Un des articles secondaires de son credo paraissait être qu'il existe un péché plus grand que celui de donner un ordre, c'est celui d'y obéir. Du moins c'est ce que disait Mac Goggin, mais je suppose qu'il avait mal lu ses Éléments.
Je ne dis pas un mot contre ce credo.
Il a été fabriqué là-bas, à Londres, où il n'y a rien autre chose que des machines, de l'asphalte et des bâtisses, et le tout noyé dans le brouillard.

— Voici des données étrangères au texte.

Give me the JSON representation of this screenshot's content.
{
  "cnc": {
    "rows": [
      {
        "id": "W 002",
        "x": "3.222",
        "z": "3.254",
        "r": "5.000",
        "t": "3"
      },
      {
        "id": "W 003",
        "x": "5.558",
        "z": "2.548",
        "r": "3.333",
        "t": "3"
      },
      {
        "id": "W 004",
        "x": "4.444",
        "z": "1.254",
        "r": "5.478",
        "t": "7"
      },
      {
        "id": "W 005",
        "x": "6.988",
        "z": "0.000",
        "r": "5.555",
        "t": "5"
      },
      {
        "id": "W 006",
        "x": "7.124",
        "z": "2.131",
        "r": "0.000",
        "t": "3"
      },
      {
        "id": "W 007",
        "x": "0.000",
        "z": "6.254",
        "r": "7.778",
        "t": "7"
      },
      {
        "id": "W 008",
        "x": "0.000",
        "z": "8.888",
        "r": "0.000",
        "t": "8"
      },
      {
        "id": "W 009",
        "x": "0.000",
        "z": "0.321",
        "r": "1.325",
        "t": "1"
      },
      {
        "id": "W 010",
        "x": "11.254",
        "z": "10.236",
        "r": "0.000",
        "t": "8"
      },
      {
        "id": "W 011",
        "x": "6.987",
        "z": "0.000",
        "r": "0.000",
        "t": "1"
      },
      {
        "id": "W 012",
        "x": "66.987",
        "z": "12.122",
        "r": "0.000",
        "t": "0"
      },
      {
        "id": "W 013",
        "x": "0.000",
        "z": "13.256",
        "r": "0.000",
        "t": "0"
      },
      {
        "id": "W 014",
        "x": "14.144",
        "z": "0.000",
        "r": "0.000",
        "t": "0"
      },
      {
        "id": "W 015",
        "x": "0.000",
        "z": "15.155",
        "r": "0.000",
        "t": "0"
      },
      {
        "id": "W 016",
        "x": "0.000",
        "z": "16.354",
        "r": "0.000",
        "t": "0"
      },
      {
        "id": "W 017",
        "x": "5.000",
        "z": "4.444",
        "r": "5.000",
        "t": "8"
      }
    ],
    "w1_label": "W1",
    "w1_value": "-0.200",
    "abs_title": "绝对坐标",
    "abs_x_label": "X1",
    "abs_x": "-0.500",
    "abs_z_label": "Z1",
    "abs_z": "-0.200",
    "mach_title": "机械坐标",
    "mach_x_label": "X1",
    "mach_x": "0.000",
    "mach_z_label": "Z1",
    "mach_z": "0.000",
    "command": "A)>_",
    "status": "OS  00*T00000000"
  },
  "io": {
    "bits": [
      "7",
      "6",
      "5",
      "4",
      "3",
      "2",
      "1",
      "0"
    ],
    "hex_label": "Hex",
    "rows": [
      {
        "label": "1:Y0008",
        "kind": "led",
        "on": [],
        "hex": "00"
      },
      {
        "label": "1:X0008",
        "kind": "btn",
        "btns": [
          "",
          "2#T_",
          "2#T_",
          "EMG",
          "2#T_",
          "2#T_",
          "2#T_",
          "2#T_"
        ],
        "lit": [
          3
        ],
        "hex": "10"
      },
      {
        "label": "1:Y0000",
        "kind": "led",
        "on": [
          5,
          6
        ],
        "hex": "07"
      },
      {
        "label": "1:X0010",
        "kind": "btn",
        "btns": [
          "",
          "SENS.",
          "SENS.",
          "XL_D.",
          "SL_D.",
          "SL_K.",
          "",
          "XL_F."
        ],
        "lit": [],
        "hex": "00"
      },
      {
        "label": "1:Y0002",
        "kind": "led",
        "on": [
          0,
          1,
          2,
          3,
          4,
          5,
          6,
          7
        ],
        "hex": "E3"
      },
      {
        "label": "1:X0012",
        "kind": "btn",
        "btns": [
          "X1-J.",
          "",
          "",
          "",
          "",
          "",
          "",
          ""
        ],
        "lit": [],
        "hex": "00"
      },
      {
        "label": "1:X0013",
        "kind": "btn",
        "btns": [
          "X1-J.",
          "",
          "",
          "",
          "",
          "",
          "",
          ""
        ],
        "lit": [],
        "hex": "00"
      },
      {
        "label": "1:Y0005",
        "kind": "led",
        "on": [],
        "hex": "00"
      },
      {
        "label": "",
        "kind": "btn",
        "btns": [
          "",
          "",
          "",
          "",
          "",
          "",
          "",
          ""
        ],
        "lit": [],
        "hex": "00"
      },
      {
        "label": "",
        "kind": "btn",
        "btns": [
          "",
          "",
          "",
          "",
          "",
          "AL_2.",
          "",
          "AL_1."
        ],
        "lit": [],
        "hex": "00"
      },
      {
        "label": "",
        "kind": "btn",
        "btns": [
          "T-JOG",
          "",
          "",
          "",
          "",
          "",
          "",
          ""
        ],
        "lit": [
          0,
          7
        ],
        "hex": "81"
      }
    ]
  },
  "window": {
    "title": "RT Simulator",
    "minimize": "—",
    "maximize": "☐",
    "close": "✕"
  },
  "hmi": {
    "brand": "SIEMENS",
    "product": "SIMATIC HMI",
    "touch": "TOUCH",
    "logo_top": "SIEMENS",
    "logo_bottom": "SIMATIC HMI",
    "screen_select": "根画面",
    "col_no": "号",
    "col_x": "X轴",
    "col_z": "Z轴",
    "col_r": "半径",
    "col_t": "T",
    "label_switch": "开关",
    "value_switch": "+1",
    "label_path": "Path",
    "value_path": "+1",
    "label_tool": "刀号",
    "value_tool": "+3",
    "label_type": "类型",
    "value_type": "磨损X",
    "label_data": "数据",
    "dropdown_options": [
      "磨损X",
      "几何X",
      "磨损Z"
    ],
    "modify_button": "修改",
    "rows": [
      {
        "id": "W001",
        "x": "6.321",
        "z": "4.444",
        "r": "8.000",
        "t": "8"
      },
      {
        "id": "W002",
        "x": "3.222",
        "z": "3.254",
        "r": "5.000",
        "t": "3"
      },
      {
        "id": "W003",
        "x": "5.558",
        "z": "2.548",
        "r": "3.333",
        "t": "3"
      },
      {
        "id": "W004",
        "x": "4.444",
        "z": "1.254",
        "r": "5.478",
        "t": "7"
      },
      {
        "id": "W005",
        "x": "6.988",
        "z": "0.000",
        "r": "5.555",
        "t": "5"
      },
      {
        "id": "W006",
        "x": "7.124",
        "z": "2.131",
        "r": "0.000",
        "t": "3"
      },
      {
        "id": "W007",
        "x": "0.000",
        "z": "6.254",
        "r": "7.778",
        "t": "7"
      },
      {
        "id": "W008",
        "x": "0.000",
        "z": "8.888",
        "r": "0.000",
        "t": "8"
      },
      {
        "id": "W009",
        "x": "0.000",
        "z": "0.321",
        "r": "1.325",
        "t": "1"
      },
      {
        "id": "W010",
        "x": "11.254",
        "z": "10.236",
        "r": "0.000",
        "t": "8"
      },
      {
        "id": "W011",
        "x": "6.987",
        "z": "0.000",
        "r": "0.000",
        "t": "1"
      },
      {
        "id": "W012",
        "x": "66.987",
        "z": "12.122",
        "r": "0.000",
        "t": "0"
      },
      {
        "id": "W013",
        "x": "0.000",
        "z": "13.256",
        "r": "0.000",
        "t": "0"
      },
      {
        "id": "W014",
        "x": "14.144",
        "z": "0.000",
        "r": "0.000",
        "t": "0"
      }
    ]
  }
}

On en vient tout naturellement à croire qu'on n'a personne au-dessus de soi, et que le bureau de construction de la capitale a fait toutes choses.
Mais dans ce pays-ci, où vous voyez l'humanité, à cru, tannée, toute nue,—sans que rien s'interpose entre elle et le ciel de feu, sans rien sous les pieds que la terre vieillie, surmenée, c'est une idée qui ne tarde pas à s'évaporer, et bien des gens retournent à des théories plus simples.
Dans l'Inde, la vie ne dure pas assez pour qu'on puisse la gaspiller à prouver que personne n'est spécialement chargé de faire marcher le monde.
Et en voici la raison.
Le délégué est au-dessus de l'assistant, le commissaire au-dessus du délégué, le lieutenant-gouverneur au-dessus du commissaire, et le vice-roi est au-dessus d'eux tous quatre, sous les ordres du secrétaire d'État, qui est responsable devant l'Impératrice.
Si l'Impératrice n'est pas responsable envers son Créateur; et s'il n'y a point pour elle de Créateur envers qui elle soit responsable, c'est que tout notre système d'administration doit être mauvais.
Et c'est chose manifestement impossible.
Au pays, l'on est excusable. On est continuellement à l'écurie, et on y devient intellectuellement dru.